Trahan already faces two other federal complaints related to her spending in a heated 10-way Democratic primary when she loaned her campaign $371,000. Trahan did not disclose a key source of the money — a joint bank account with her husband — until after the election, raising questions about her transparency.
“The Code of Ethics for Government Services holds public servants should uphold the law and Constitution, not evade it,” wrote Kendra Arnold, executive director of Foundation for Accountability & Civic Trust, or FACT. Arnold wrote that Trahan failed to provide voters with a “full and accurate accounting” of her finances during the campaign, making it impossible for them to determine whether she had potential conflicts of interest.
Trahan’s spokeswoman said Trahan did nothing wrong.
“Congresswoman Trahan used personal funds to finance the $371,000 loan to her campaign and properly disclosed those loans on her filings with the Federal Election Commission,” said the spokeswoman, Gretchen Grosky, in a statement. “She drew from personal assets, including a home equity loan and joint checking accounts.”
Grosky also questioned the objectivity of FACT, calling it a right-wing organization formerly led by President Trump’s acting attorney general. FACT, which calls itself nonpartisan, has filed complaints against Democrats and Republicans alike.
The complaints against Trahan came after the Globe reported in March on questions about the source of funds that allowed Trahan to launch a last-minute advertising blitz. Trahan moved from fourth place in a pre-primary poll to narrowly win the primary by 145 votes.
During the campaign, Trahan’s financial reports did not list sufficient personal funds to make the loans. After the November general election, she filed multiple amendments with both the Federal Election Commission and the House clerk to show she had sufficient personal funds to do so.
In late March, another watchdog group, the Washington D.C.-based Campaign Legal Center, filed its own complaint with the FEC, alleging that Traham may have used illegal donations to fund the loans.

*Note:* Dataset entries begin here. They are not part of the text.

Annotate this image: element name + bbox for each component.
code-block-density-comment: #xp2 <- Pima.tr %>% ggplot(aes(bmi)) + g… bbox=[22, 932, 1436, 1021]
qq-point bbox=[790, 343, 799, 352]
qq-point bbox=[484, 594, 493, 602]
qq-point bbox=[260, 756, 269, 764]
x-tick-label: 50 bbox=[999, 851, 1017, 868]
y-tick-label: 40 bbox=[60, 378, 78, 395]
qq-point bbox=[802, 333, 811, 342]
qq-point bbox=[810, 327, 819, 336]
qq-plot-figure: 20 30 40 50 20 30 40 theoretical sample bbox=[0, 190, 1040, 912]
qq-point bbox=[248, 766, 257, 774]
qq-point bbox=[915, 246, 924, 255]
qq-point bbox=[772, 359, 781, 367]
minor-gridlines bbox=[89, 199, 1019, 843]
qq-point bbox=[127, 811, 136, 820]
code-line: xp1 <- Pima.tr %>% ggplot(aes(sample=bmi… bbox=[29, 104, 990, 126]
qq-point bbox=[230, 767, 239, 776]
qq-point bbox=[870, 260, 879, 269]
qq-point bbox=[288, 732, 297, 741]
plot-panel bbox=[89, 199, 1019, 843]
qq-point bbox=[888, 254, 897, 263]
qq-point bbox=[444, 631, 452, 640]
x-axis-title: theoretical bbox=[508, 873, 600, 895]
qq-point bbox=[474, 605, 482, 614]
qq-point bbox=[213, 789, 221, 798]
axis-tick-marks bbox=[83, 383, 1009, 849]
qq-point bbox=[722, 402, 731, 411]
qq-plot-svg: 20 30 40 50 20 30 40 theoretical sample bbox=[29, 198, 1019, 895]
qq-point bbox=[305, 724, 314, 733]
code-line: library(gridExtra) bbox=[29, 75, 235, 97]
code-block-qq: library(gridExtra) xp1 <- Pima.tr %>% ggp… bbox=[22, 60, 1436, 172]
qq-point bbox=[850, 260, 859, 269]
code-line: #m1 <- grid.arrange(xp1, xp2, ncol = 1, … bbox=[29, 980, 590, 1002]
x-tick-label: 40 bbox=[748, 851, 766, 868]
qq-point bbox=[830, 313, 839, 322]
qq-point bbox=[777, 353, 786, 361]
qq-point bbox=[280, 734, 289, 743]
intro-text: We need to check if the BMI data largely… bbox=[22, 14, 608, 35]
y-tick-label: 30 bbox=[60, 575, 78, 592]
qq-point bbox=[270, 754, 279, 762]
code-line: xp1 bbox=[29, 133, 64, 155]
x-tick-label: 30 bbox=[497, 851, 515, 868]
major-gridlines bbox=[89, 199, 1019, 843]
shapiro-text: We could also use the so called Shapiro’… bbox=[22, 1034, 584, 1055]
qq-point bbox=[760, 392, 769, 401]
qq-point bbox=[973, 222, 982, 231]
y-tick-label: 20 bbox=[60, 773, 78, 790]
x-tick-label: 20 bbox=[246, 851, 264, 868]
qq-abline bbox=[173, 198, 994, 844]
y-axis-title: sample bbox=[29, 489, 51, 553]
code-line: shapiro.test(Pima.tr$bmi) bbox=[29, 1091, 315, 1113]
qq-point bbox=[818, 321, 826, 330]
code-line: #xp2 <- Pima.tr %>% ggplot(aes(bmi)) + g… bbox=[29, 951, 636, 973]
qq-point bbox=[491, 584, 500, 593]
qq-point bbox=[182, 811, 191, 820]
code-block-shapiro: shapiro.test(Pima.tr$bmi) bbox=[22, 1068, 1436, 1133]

A second complaint was filed with the FEC by a voter, Gene Blake of Andover, a supporter of second-place finisher Dan Koh.
The complaint filed by the Campaign Legal Center pointed out that Trahan changed her reports multiple times and said her explanation that the money came from her own assets was not plausible.
It could take months before either the FEC or the Office of Congressional Ethics acts on the complaints, experts said.
Meanwhile, Trahan has also come under fire separately for allegedly violating her own pledge to accept no corporate PAC money.
“I firmly believe that we need to root out the corruptive influence if money in politics, which is why I refuse to take any money from corporate PACs,” she wrote during the campaign.
But The Intercept and Bloomberg News have reported that Trahan accepted cash from trade assocation PACS representing all sorts of corporate interests including beer wholesalers, grocery, hotel, hospital, and cable industry groups.
Trahan has argued that, under FEC definitions, trade group PACS aren’t technically corporate PACS, so she didn’t violate her pledge. Yesterday, spokeswoman Grosky stood by Trahan’s record, noting that she has strong support from good-government groups.
“She was endorsed by End Citizens United during her election for taking the No Corporate PAC Pledge, and she continues to be a supporter of the no corporate PAC money pledge set forth by End Citizens United, which has confirmed that she has adhered to their terms and standards,” Grosky said.